Nicholas is the Chief Research Officer and a Director of AKL Research and Development Ltd. A graduate in veterinary science from Sydney University and a Member of the Royal College of Veterinary Surgeons, he has been an invited Lecturer to Conferences in Australia, United Kingdom, Dubai, Spain, Italy, Belgium, The Netherlands, USA and Switzerland. Since 1998 he has been involved in ongoing post-graduate study, research with published papers in pharmacognosy, nutritional medicine and reactive oxygen species (biology and pathology). He has extensive research interests in pharmacognosy specifically focused on immunomodulatory phyto-pharmaceuticals and the roles they play in inflammation and the resolution of inflammation.
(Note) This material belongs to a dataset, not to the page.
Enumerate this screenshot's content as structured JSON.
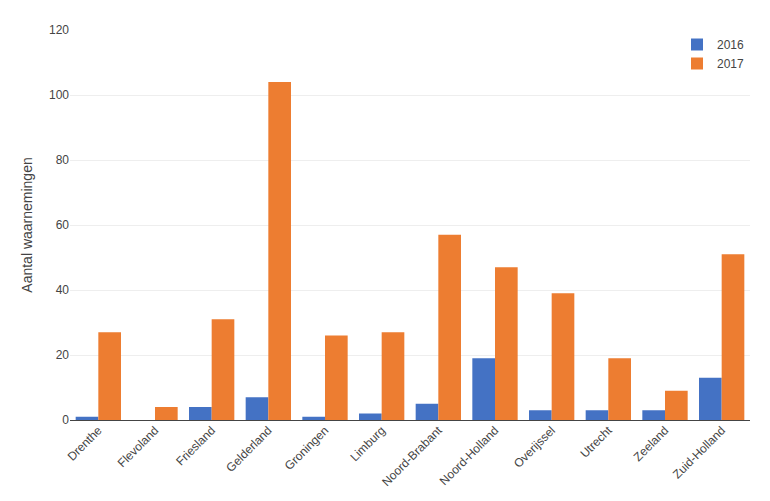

He was a veterinary advisor and clinical consultant to the U.K., Spanish, New Zealand and Swedish Equestrian Teams for the Seoul Olympics, 1988: to U.K., New Zealand, United Kingdom and Australian Equestrian Teams for the Barcelona Olympics 1992 and to New Zealand Equestrian Team for the Sydney Olympics 2000. Ongoing research projects and clinical trials involve collaborations with the University of Aberdeen (UK), The Animal Health Trust (Newmarket- UK), The University of Utrecht (Holland), The University of Vienna (Austria), University of East Anglia (UK), Knight Scientific Laboratories (UK), Warwickshire Agricultural College (UK), Royal Agricultural University (UK), Bolder Biopath (USA), The University of Surrey (UK), The University of Liverpool. (UK), INIBIC-Instituto de Investigación Biomedica da Coruña (Spain) and Nordic Bioscience Clinical Development (NBCD) (Denmark).